4IR leverages the power of data to drive automated transactions. Software development should no longer be driven by requests from operations. 

In the 4th Industrial Revolution, speed matters. Businesses that are nimble enough to act on data faster than their peers are well-positioned to become market leaders. They are able to spot new trends, identify potential process improvements, speed innovation and drive bottom-line growth. 

The physical and virtual edge

Customers will be increasingly looking for edge-based solutions to give them better performance of existing capabilities that they would currently be running on private or public cloud and bringing them closer to their users' location. Five-millisecond latency is essential, enabling faster, deeper and more actionable business intelligence through a rethought concept of network architecture that extends cloud computing resources right out to the edge of the mobile network, using 5G and the edge ecosystem.

Long gone are the days when a communications service provider (CSP) aspired to own its clients' stack, Draper believes. “No single industry can span all these functions. The companies that are most successful know how to create a platform that encourages others to build on top. There are millions of companies out there bubbling with great ideas: developing a platform-based solution is a form of crowdsourcing when you think about it! When you're crowdsourcing the consumption of your edge base capability, you bring your core network along with it.” Low latency fiber is Lumen's core offering (it has one of the biggest interconnected optical fiber networks in the world), and by adding an edge-based capability, it delivers platform capability that few competitors can equal because either they don't have the network, or the hosting ability, or the public cloud edge, metro edge and deep edge capabilities that stem from Lumen's ability to deliver network at the pace of compute.

Changing the face of an industry

If any one thing differentiates Lumen from its competitors it is its combination of network strength, data center footprint and extensive managed services experience in operating and integrating hybrid environments. It's able to bridge clouds, IT infrastructure and the edge for low-latency, high-capacity, secure workloads and applications. Lumen's ability to deliver compute on customer premises with near-zero latency, or within its deep metro facilities designed for 5 milliseconds of latency or better, provides customers with the capability they need to acquire data, analyze patterns in near real-time and derive value from digital interactions.

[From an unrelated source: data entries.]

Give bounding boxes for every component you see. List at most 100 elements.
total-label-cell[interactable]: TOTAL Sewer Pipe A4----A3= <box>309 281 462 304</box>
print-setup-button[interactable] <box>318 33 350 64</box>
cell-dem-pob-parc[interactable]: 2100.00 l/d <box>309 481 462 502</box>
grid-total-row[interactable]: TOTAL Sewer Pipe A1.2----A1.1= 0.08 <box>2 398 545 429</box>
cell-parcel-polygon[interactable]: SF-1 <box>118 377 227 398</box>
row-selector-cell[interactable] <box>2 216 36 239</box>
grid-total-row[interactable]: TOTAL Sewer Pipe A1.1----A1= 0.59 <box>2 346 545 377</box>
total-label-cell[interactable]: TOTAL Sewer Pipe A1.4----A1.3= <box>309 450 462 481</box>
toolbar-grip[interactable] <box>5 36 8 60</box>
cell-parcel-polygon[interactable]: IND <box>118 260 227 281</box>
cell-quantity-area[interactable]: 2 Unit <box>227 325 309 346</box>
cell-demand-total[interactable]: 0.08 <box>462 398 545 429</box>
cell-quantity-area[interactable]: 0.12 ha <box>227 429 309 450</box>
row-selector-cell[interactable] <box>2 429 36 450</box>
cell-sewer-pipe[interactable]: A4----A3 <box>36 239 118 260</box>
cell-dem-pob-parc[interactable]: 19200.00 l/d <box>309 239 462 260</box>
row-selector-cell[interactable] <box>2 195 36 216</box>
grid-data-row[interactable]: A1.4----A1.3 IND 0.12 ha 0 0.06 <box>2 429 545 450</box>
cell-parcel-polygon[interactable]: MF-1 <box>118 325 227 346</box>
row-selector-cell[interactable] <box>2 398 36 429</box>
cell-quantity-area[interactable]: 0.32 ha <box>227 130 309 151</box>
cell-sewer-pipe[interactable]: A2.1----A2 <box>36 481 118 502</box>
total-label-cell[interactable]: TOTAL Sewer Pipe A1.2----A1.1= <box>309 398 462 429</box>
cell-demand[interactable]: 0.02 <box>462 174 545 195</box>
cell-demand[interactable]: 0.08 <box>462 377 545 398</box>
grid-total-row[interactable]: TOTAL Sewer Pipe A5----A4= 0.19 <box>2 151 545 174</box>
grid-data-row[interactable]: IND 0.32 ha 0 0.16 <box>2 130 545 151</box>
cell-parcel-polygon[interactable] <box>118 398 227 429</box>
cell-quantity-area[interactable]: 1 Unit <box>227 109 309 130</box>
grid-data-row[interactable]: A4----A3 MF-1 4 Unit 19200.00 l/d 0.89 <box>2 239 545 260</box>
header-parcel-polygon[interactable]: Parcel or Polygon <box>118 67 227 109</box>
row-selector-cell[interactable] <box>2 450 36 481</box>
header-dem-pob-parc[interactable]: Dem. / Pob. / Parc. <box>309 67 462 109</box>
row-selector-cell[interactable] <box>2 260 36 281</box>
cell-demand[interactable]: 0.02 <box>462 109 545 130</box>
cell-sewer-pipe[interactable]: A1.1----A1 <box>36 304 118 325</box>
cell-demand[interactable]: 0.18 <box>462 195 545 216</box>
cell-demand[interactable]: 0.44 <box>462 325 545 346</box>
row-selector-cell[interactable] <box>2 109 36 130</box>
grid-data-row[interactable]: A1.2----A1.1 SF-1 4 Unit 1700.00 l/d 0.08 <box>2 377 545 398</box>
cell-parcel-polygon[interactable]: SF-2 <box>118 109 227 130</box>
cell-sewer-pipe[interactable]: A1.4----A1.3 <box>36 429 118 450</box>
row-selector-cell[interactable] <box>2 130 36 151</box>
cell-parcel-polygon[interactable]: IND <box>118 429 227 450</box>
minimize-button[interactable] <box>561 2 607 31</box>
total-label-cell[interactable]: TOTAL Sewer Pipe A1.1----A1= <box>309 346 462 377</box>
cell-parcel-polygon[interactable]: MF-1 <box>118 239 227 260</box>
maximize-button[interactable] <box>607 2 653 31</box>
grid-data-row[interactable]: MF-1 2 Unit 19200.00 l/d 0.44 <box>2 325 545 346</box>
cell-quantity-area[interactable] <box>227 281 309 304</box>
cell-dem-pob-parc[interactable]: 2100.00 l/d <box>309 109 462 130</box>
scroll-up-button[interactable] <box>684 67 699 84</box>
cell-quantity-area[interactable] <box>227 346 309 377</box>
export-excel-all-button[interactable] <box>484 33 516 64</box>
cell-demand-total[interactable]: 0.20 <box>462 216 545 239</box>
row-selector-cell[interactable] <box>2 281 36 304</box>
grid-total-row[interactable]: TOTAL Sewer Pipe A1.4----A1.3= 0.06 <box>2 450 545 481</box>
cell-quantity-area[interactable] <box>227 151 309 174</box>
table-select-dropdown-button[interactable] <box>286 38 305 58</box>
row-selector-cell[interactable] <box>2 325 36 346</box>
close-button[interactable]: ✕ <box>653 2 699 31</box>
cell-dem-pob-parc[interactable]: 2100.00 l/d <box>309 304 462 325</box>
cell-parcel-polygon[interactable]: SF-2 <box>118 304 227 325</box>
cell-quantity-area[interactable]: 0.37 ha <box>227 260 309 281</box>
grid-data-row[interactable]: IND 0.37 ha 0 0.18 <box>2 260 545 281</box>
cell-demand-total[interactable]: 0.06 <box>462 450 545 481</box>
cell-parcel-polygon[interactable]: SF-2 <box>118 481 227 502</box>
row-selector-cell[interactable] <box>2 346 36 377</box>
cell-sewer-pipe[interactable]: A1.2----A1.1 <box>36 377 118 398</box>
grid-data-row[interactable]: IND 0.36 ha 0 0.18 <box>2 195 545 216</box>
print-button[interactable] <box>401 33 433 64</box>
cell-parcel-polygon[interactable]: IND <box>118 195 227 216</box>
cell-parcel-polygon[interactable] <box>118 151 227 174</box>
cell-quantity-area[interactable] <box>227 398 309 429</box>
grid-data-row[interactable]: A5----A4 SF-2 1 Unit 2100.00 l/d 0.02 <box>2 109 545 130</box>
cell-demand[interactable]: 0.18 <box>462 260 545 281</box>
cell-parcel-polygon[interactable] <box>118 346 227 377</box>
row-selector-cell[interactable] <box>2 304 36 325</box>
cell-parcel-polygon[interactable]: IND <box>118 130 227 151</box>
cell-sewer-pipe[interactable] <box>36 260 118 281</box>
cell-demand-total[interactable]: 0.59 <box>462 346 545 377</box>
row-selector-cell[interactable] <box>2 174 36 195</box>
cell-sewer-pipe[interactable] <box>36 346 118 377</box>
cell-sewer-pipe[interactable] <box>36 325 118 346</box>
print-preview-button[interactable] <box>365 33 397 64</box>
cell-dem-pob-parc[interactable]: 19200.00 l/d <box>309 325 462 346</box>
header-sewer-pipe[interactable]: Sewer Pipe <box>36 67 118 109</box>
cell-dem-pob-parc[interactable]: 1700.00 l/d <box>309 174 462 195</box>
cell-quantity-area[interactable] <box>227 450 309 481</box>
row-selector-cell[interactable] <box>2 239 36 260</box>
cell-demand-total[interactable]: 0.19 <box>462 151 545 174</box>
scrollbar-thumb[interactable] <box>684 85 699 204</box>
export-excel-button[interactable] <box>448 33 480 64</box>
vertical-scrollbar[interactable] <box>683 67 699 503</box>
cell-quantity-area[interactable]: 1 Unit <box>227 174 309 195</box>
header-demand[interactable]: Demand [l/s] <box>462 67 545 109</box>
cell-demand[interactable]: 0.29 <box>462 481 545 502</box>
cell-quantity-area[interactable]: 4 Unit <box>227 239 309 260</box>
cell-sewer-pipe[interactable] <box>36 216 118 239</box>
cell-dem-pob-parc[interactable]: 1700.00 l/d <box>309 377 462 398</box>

For a technology-driven enterprise, software development should no longer be driven by requests from operations, Shawn Draper summarizes: “Technology teams are moving too fast for that, delivering capability in anticipation of operational requirements, and shifting from custom software development to development on a common platform. As 2025 approaches the network is increasingly dependent on network function virtualization (NFV): right now we have a hardware-enabled network, at our edge and at our core, but we are moving to high-density compute with virtual network infrastructure over the top.”